House debates

Tuesday, 4 June 2013

Private Members' Business

Coral Sea Commonwealth Marine Reserves Network Management Plan; Disallowance

7:31 pm

Photo of Michael McCormackMichael McCormack (Riverina, National Party) Share this | Hansard source

And it was a good speech. Thank you, Minister, I really appreciate it. I know he is being very genuine. That speech was on the last parliamentary sitting day of last year. Unfortunately, it did not receive the support of the House. Indeed, it was resoundingly defeated, but just by moving that particular motion I know that I got a guarantee from the coalition that we would, in government, cap buybacks to 1,500 gigalitres, which means that only 249 gigalitres remained to be recovered.

I know the minister has been to Griffith on at least three occasions this parliamentary term. I can recall him being there on 22 October 2010, 14 days after the release of initial guide to the Basin Plan; on 29 November 2011; and 15 December 2011, when 14,000 Griffith people turned up to protest against what they feared was going to be an erosion of their water rights. Certainly, this is all relative because we are talking about the erosion of the rights of fishers to fish in Australian waters. That is why this disallowance motion is so important, and that is why we are asking the government to agree with us on this.

We heard the member for Dawson give a very passionate address earlier. He is very concerned as well, not just for his electorate but for the rights of Australian fishers to be able to do what they have been doing for generations. It is an Australian right.
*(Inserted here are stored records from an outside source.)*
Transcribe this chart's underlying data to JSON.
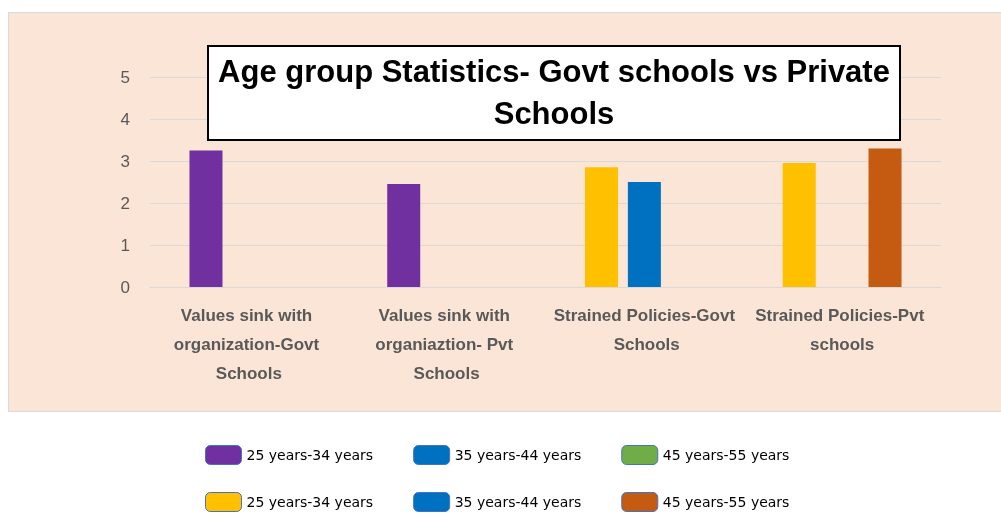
{
  "chart_data": {
    "type": "bar",
    "title": "Age group Statistics- Govt schools vs Private Schools",
    "categories": [
      "Values sink with organization-Govt Schools",
      "Values sink with organiaztion- Pvt Schools",
      "Strained Policies-Govt Schools",
      "Strained Policies-Pvt schools"
    ],
    "series": [
      {
        "name": "25 years-34 years",
        "color": "#7030a0",
        "values": [
          3.25,
          2.45,
          null,
          null
        ]
      },
      {
        "name": "35 years-44 years",
        "color": "#0070c0",
        "values": [
          null,
          null,
          null,
          null
        ]
      },
      {
        "name": "45 years-55 years",
        "color": "#70ad47",
        "values": [
          null,
          null,
          null,
          null
        ]
      },
      {
        "name": "25 years-34 years",
        "color": "#ffc000",
        "values": [
          null,
          null,
          2.85,
          2.95
        ]
      },
      {
        "name": "35 years-44 years",
        "color": "#0070c0",
        "values": [
          null,
          null,
          2.5,
          null
        ]
      },
      {
        "name": "45 years-55 years",
        "color": "#c55a11",
        "values": [
          null,
          null,
          null,
          3.3
        ]
      }
    ],
    "ylim": [
      0,
      5
    ],
    "yticks": [
      0,
      1,
      2,
      3,
      4,
      5
    ],
    "grid": "y",
    "legend": "bottom"
  }
}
The Australian Marine Alliance highlighted in a 5 July 2012 media release—'United States' tuna purse-seine fleet steals the show in the Pacific as Labor and Greens relinquish support for Australian industry'—the relationship between the Australian Greens, the Gillard government and Australian industry and the fact that it had reached at that time a historic policy low. Goodness knows what that organisation would think now, because it has gotten progressively worse. Anyway, the chief executive of the Australian Marine Alliance, Dean Logan, said that, within days of the announcement to close millions of square kilometres of the ocean in the Coral Sea to Australian fishermen of all persuasions on the basis of protecting the environment, the massive USA tuna purse-seine fleet had agreed to pay Pacific Island countries US$630 million to catch in excess of four times Australia's total fish production in the same region—four times as much!